Fast-forward to Sunday night, and the two women were still a bit touchy about the issue of glam-shaming. Both, however, stuck to their guns on the issue, with Mathias saying she felt judged by Roy, and Roy claiming she didn’t mean anything by her original comment. (Roy, however, did try to shame Mathias by trying to hand her a compact during the argument.) The other contestants then began chiming in, with some arguing that it’s “not a thing” at all, and others admitting that, yes, it might be a thing, although it probably didn’t happen in this particular case.
The same debate later flared up in the comments section of a poll ABC posted to Twitter, which itself found that only 35 percent of respondents thought glam-shaming was indeed “a thing.”
The hashtag #glamshaming also began appearing on Twitter, with some coming out in support of the term and others against. Many others, however, were simply sick of the argument.
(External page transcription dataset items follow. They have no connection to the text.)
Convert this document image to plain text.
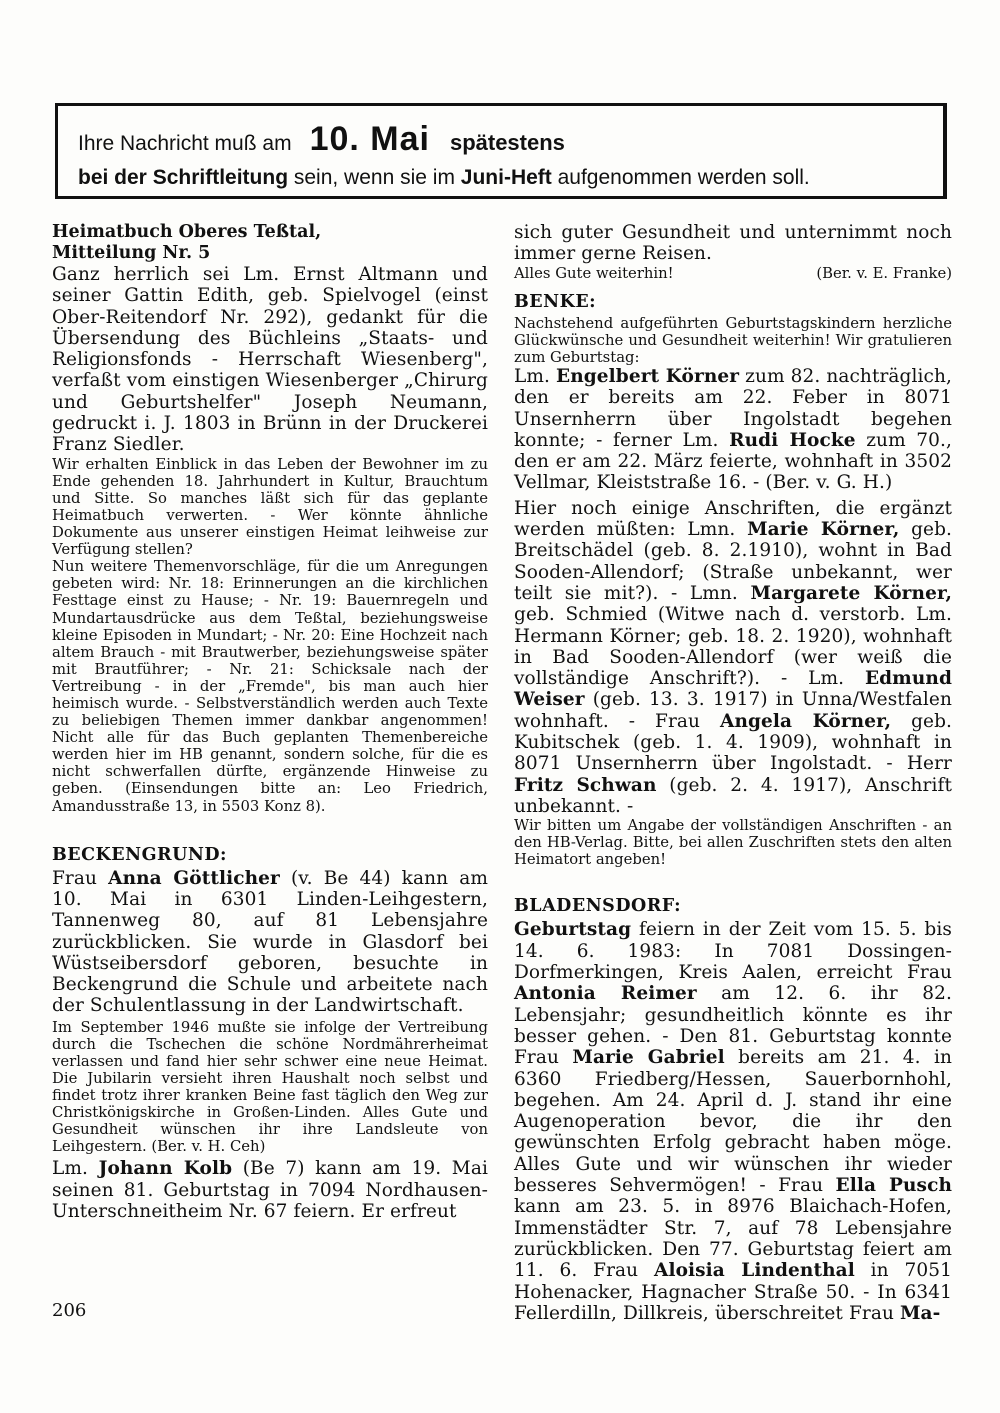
Ihre Nachricht muß am 10. Mai spätestens
bei der Schriftleitung sein, wenn sie im Juni-Heft aufgenommen werden soll.
Heimatbuch Oberes Teßtal,
Mitteilung Nr. 5

Ganz herrlich sei Lm. Ernst Altmann und seiner Gattin Edith, geb. Spielvogel (einst Ober-Reitendorf Nr. 292), gedankt für die Übersendung des Büchleins „Staats- und Religionsfonds - Herrschaft Wiesenberg", verfaßt vom einstigen Wiesenberger „Chirurg und Geburtshelfer" Joseph Neumann, gedruckt i. J. 1803 in Brünn in der Druckerei Franz Siedler.

Wir erhalten Einblick in das Leben der Bewohner im zu Ende gehenden 18. Jahrhundert in Kultur, Brauchtum und Sitte. So manches läßt sich für das geplante Heimatbuch verwerten. - Wer könnte ähnliche Dokumente aus unserer einstigen Heimat leihweise zur Verfügung stellen?

Nun weitere Themenvorschläge, für die um Anregungen gebeten wird: Nr. 18: Erinnerungen an die kirchlichen Festtage einst zu Hause; - Nr. 19: Bauernregeln und Mundartausdrücke aus dem Teßtal, beziehungsweise kleine Episoden in Mundart; - Nr. 20: Eine Hochzeit nach altem Brauch - mit Brautwerber, beziehungsweise später mit Brautführer; - Nr. 21: Schicksale nach der Vertreibung - in der „Fremde", bis man auch hier heimisch wurde. - Selbstverständlich werden auch Texte zu beliebigen Themen immer dankbar angenommen! Nicht alle für das Buch geplanten Themenbereiche werden hier im HB genannt, sondern solche, für die es nicht schwerfallen dürfte, ergänzende Hinweise zu geben. (Einsendungen bitte an: Leo Friedrich, Amandusstraße 13, in 5503 Konz 8).

BECKENGRUND:

Frau Anna Göttlicher (v. Be 44) kann am 10. Mai in 6301 Linden-Leihgestern, Tannenweg 80, auf 81 Lebensjahre zurückblicken. Sie wurde in Glasdorf bei Wüstseibersdorf geboren, besuchte in Beckengrund die Schule und arbeitete nach der Schulentlassung in der Landwirtschaft.

Im September 1946 mußte sie infolge der Vertreibung durch die Tschechen die schöne Nordmährerheimat verlassen und fand hier sehr schwer eine neue Heimat. Die Jubilarin versieht ihren Haushalt noch selbst und findet trotz ihrer kranken Beine fast täglich den Weg zur Christkönigskirche in Großen-Linden. Alles Gute und Gesundheit wünschen ihr ihre Landsleute von Leihgestern. (Ber. v. H. Ceh)

Lm. Johann Kolb (Be 7) kann am 19. Mai seinen 81. Geburtstag in 7094 Nordhausen-Unterschneitheim Nr. 67 feiern. Er erfreut

sich guter Gesundheit und unternimmt noch immer gerne Reisen.

Alles Gute weiterhin!	(Ber. v. E. Franke)
BENKE:

Nachstehend aufgeführten Geburtstagskindern herzliche Glückwünsche und Gesundheit weiterhin! Wir gratulieren zum Geburtstag:

Lm. Engelbert Körner zum 82. nachträglich, den er bereits am 22. Feber in 8071 Unsernherrn über Ingolstadt begehen konnte; - ferner Lm. Rudi Hocke zum 70., den er am 22. März feierte, wohnhaft in 3502 Vellmar, Kleiststraße 16. - (Ber. v. G. H.)

Hier noch einige Anschriften, die ergänzt werden müßten: Lmn. Marie Körner, geb. Breitschädel (geb. 8. 2.1910), wohnt in Bad Sooden-Allendorf; (Straße unbekannt, wer teilt sie mit?). - Lmn. Margarete Körner, geb. Schmied (Witwe nach d. verstorb. Lm. Hermann Körner; geb. 18. 2. 1920), wohnhaft in Bad Sooden-Allendorf (wer weiß die vollständige Anschrift?). - Lm. Edmund Weiser (geb. 13. 3. 1917) in Unna/Westfalen wohnhaft. - Frau Angela Körner, geb. Kubitschek (geb. 1. 4. 1909), wohnhaft in 8071 Unsernherrn über Ingolstadt. - Herr Fritz Schwan (geb. 2. 4. 1917), Anschrift unbekannt. -

Wir bitten um Angabe der vollständigen Anschriften - an den HB-Verlag. Bitte, bei allen Zuschriften stets den alten Heimatort angeben!

BLADENSDORF:

Geburtstag feiern in der Zeit vom 15. 5. bis 14. 6. 1983: In 7081 Dossingen-Dorfmerkingen, Kreis Aalen, erreicht Frau Antonia Reimer am 12. 6. ihr 82. Lebensjahr; gesundheitlich könnte es ihr besser gehen. - Den 81. Geburtstag konnte Frau Marie Gabriel bereits am 21. 4. in 6360 Friedberg/Hessen, Sauerbornhohl, begehen. Am 24. April d. J. stand ihr eine Augenoperation bevor, die ihr den gewünschten Erfolg gebracht haben möge. Alles Gute und wir wünschen ihr wieder besseres Sehvermögen! - Frau Ella Pusch kann am 23. 5. in 8976 Blaichach-Hofen, Immenstädter Str. 7, auf 78 Lebensjahre zurückblicken. Den 77. Geburtstag feiert am 11. 6. Frau Aloisia Lindenthal in 7051 Hohenacker, Hagnacher Straße 50. - In 6341 Fellerdilln, Dillkreis, überschreitet Frau Ma-

206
Despite the back-and-forth over the term, Mathias took to Instagram following the “Women Tell All” episode to issue a response in which she takes credit for coining the term “glam-shaming,” and insists that she is a victim of it.
“I know how silly it can sound at times, but what it represents is anything but silly,” she wrote. “It’s about not being seen for the person you are because of what someone thinks about you based on how you dress, do your makeup, do you hair, whatever it may be.”